The field testing, which provided the validation data for the new design model, was undertaken in two locations with characteristics similar to those found in the North Sea; clay conditions in Cowden, UK and sand conditions in Dunkirk, France. The knowledge is now publicly available for use by the wind power industry to bring forward new wind farm developments, as demonstrated by Ørsted, which has applied the new methods to its Hornsea wind farm.
Jan Matthiesen, director, Offshore Wind, the Carbon Trust, said: "We believe these new methodologies will have a significant impact on the way industry understands the interaction between soil conditions and monopile foundations. It is the culmination of many years of collaborative work between industry and academia. Replacing models which were originally developed for the oil and gas sector is a critical step in reducing costs even further."
Byron Byrne, Professor of Engineering Science at the University of Oxford, and principal investigator for the PISA Project said: "The PISA project is a fantastic example of industry and academia working closely together to solve engineering problems of real significance to the offshore wind industry and pleased to see that all eight papers are now available open access through Géotechnique. Dissemination of the work in this way facilitates a wider and more rapid uptake of the new knowledge, not only for wind farm design by the industry but also as a basis for new research initiatives in academia."

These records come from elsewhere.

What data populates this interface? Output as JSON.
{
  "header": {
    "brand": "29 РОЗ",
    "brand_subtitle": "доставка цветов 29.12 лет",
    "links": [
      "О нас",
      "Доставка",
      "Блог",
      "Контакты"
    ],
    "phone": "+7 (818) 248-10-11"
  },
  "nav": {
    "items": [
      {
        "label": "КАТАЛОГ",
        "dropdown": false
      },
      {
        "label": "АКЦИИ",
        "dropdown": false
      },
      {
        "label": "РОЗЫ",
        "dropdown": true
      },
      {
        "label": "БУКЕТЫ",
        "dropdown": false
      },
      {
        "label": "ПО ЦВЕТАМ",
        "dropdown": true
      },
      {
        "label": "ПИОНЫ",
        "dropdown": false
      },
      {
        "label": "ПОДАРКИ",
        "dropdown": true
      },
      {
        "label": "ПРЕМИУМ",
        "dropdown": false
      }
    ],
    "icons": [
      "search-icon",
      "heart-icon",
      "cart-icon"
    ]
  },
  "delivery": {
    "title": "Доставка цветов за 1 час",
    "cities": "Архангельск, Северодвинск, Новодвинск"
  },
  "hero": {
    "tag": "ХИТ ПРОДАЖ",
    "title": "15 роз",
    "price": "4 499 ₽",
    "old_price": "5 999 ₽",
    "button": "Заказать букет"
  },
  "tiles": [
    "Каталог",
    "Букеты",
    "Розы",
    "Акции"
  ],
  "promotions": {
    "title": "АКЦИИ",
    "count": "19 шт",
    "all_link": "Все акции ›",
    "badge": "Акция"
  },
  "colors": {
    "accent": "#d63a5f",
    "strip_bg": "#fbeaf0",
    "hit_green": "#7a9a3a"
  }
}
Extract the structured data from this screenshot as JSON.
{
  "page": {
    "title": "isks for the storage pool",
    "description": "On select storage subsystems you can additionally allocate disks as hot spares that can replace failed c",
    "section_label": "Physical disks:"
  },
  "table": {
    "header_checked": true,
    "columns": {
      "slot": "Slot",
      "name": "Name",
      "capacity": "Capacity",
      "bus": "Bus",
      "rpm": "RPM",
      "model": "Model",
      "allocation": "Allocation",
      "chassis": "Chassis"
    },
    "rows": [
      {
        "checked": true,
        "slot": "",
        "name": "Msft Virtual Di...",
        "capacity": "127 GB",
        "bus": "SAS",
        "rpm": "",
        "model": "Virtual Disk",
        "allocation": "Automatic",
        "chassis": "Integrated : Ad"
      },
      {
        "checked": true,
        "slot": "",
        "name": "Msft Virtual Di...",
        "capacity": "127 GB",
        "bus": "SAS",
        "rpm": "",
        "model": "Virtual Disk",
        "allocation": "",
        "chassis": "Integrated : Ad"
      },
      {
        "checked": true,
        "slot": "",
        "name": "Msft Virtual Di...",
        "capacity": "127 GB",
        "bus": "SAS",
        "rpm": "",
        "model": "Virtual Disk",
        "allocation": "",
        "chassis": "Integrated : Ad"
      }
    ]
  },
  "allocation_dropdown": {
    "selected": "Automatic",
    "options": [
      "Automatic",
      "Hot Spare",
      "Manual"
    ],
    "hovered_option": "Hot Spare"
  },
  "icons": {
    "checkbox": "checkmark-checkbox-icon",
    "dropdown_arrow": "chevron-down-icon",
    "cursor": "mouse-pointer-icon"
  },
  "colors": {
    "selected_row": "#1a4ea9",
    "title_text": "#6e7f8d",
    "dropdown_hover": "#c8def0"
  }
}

The PISA project was led by Ørsted, with Jesper Skov Gretlund as project manager and Miguel Pacheco Andrade as technical manager. On the value of the PISA project for the offshore wind industry, Miguel explained: "The release of the PISA papers by Géotechnique, one of the most prestigious geotechnical journals, is another important milestone for this successful JIP. The PISA framework is now routinely used in design by all major players in the offshore wind power industry, leading to even more efficient and cost-effective monopile foundations for offshore wind farms across the globe. The use of the PISA methodology represents a major paradigm shift in offshore geotechnical design. Not only has it led to significant steel savings for monopile foundations, but the use of PISA allows greater confidence in our design calculations."